Terceiro piloto da Lotus Renault GP não acredita em nova façanha da Sauber

A surpreendente corrida do estreante mexicano Sérgio Perez, que conseguiu completar o Grande Prêmio da Austrália com apenas uma parada para troca de pneus, foi um fenômeno pontual que não deve ser repetido na próxima escala da Fórmula 1 – o GP da Malásia. “Ninguém imaginava que aquilo fosse possível, mas as circunstâncias em Sepang deverão ser outras. Estamos trabalhando com a perspectiva de todos fazerem três pit stops”, comentou Bruno Senna, piloto reserva da Lotus Renault GP.

Bruno seguirá para a Ásia na segunda-feira levando algumas convicções na bagagem. Uma delas é que o forte calor característico da Malásia deverá elevar sobremaneira o desgaste dos pneus, o que não ocorreu em Melbourne por causa das temperaturas amenas registradas ao longo de todo o fim de semana e pelas características do asfalto. “Só fez um solzinho no domingo, mas a corrida foi do meio da tarde para frente.
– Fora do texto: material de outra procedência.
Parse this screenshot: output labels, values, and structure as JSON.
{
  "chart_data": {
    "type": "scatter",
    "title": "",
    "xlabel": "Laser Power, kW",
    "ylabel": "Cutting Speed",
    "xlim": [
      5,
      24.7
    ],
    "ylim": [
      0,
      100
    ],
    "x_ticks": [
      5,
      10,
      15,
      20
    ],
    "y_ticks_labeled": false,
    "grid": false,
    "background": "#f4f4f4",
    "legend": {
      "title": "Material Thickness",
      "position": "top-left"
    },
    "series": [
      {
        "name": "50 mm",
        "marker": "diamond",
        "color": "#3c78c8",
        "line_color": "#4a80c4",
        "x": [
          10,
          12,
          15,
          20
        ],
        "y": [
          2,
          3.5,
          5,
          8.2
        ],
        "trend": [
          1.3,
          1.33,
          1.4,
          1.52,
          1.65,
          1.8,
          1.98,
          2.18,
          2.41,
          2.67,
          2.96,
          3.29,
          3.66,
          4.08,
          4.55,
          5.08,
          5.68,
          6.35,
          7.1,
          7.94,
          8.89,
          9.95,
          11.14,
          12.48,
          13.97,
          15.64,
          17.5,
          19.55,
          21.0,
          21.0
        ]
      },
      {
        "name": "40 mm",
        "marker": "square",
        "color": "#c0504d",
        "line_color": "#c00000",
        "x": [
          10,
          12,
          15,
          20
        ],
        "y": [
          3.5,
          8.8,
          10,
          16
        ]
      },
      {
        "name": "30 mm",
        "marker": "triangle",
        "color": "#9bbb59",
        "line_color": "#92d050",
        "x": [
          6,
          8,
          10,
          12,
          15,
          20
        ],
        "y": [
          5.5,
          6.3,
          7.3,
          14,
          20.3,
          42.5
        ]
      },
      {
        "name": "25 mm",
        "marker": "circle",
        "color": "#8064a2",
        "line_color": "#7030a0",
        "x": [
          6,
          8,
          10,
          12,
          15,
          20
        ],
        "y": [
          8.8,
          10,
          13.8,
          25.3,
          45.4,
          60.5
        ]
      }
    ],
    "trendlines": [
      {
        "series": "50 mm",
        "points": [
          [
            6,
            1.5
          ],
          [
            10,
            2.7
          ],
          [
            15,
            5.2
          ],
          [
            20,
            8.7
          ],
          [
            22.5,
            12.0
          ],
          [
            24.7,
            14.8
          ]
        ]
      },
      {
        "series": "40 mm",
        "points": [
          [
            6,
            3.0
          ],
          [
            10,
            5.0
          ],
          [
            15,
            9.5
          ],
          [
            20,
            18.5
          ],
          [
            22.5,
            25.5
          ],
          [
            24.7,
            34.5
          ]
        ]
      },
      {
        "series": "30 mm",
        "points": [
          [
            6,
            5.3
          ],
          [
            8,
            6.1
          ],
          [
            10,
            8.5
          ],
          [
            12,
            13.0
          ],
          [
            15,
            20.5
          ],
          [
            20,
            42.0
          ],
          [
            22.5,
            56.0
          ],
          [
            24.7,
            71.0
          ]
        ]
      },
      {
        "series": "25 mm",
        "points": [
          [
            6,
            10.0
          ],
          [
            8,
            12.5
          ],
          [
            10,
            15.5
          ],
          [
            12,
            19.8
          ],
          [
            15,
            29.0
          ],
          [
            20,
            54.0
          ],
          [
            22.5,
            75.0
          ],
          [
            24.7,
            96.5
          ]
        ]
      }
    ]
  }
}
E a pista de Melbourne não gera muita energia para os pneus, como todos já sabiam. Muita gente teve mesmo dificuldade para aquecê-los”, explicou.

Outra tendência da prova, na visão do piloto brasileiro, será a dificuldade que as equipes pequenas terão para garantir vaga no grid com a obrigatoriedade de tempo máximo 7% pior que a marca do mais rápido na primeira das três tomadas classificatórias. Na Austrália, a Hispania fracassou na tentativa e não pôde alinhar no grid. Bruno teme que o “facão” agora ameace também Virgin e Lotus. “Vai depender em grande parte do ritmo que os mais velozes impuserem no Q1. Em Melbourne, com pneus duros, o Vettel foi conservador. Poderia ter virado mais rápido. Se for esse o caso em Sepang, acredito que as novatas vão sofrer”, disse.

Bruno afirmou que a largada da Lotus Renault GP foi encorajadora, mas ainda não é possível bancar que a equipe seja a terceira força da Fórmula 1. “McLaren e Ferrari estão melhores. Nossa realidade está um pouco abaixo disso. Na Austrália, tivemos a felicidade de juntar tudo de positivo no terceiro lugar do Petrov, graças à boa performance do carro, dos pneus e de uma estratégia agressiva. E o Petrov foi muito bem durante todo o tempo.”

A má notícia para quem está correndo atrás do campeão de 2010 é que a excelente forma de Sebastian Vettel na Austrália deve ser vista novamente na Malásia, na opinião do piloto brasileiro. “A Red Bull tem tudo para continuar na frente, talvez um pouco ameaçada pela McLaren. Estas deverão ser as equipes mais rápidas, Ferrari vindo a seguir. A aerodinâmica fará muita diferença em Sepang e, neste aspecto, a Red Bull está acima das demais”, concluiu Bruno.